Job responsibilities
- Engage in and improve the lifecycle of cloud services from inception, design, deployment, and operation
- Automate repeated manual tasks, develop tools and automation to improve the efficiency of the platform and infrastructure.
- Analyze defects, propose improvements and drive efficiencies in systems and processes.
- Helps to develop new cloud engineering strategies and implementations for the firm
- As part of Site Reliability, you have the responsibility of ensuring the reliability, availability, and performance of the cloud infrastructure and platform.
- Demonstrates site reliability principles and practices every day and champions the adoption of site reliability throughout your team
- Develop observability and telemetry tools.
- Author and improve the quality of technical engineering documentation
- Debug and solve issues in a production environment
- Participates in SRE on-call rotations and escalation workflows.
Required qualifications, capabilities, and skills
- Formal training or certification on software engineering or site reliability engineering and 5+ years applied experience
- Bachelor’s Degree in Computer Science or equivalent
- Deep proficiency in reliability, scalability, performance, security, enterprise system architecture, toil reduction, and other site reliability best practices with the ability to implement these practices within an application or platform
- Expertise in building solutions with AWS cloud service, knowledge in Infrastructure as Code, tools such as Terraform and fluency in at least one programming language such as Python and Java
- Proficiency and experience in observability such as white and black box monitoring, SLO alerting, and telemetry collection using tools such as Grafana, Dynatrace, Prometheus, Datadog, Splunk, etc.
- Proficiency in continuous integration and continuous delivery tools (e.g., Jenkins, GitLab, Terraform, etc.)

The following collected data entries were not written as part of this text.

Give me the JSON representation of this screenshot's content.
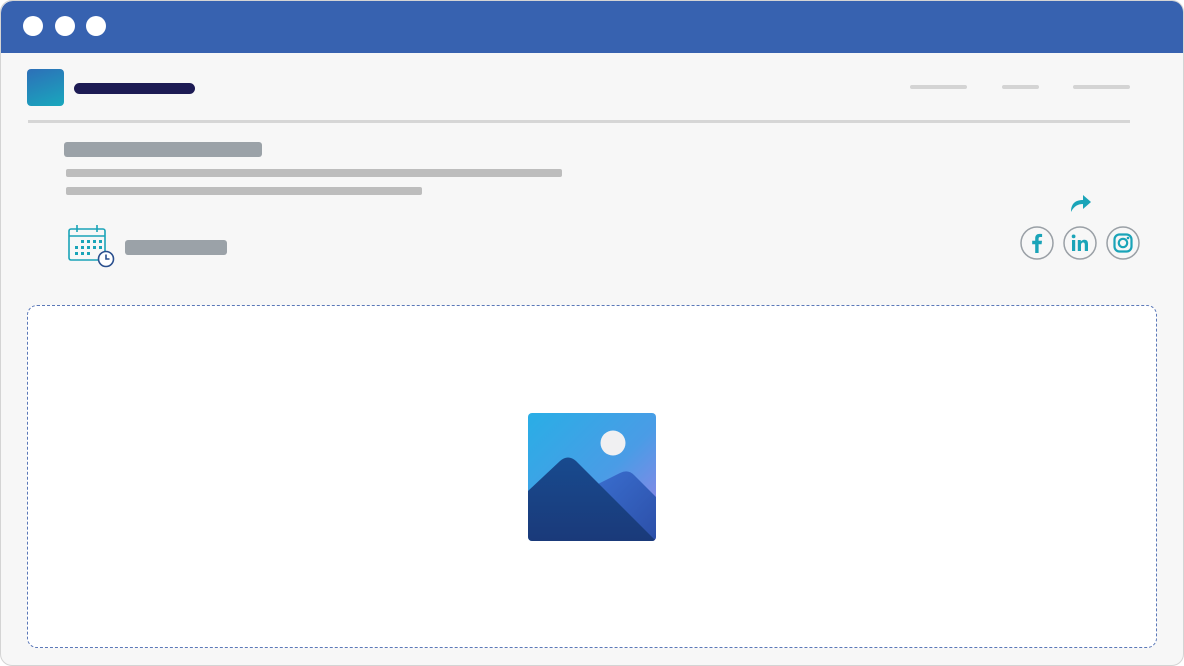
{
  "window": {
    "controls": [
      "window-dot",
      "window-dot",
      "window-dot"
    ]
  },
  "header": {
    "logo_colors": [
      "#2d6fb8",
      "#19a8bd"
    ],
    "nav_links": 3
  },
  "article": {
    "icons": {
      "date": "calendar-clock-icon",
      "share": "share-arrow-icon",
      "social": [
        "facebook-icon",
        "linkedin-icon",
        "instagram-icon"
      ],
      "media": "image-placeholder-icon"
    }
  },
  "colors": {
    "titlebar": "#3762b0",
    "accent": "#1aa4b8",
    "skeleton_dark": "#9ba2a8",
    "skeleton_light": "#bdbdbd",
    "site_name": "#1d1b54"
  }
}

- Experience with container and container orchestration (e.g., ECS, Kubernetes, Docker, etc.) and troubleshooting common networking technologies and issues
- Ability to identify and solve problems related to complex data structures and algorithms
- Drive to self-educate and evaluate new technology and ability to teach team members
- Ability to expand and collaborate across different levels and stakeholder groups. Excellent communication skills working with stakeholders and domain experts across the company to design solutions to user problems
- Self-disciplined, self-managed, self-motivated and strong sense of ownership, urgency and drive
Preferred qualifications, capabilities, and skills
- AWS certifications will be a bonus.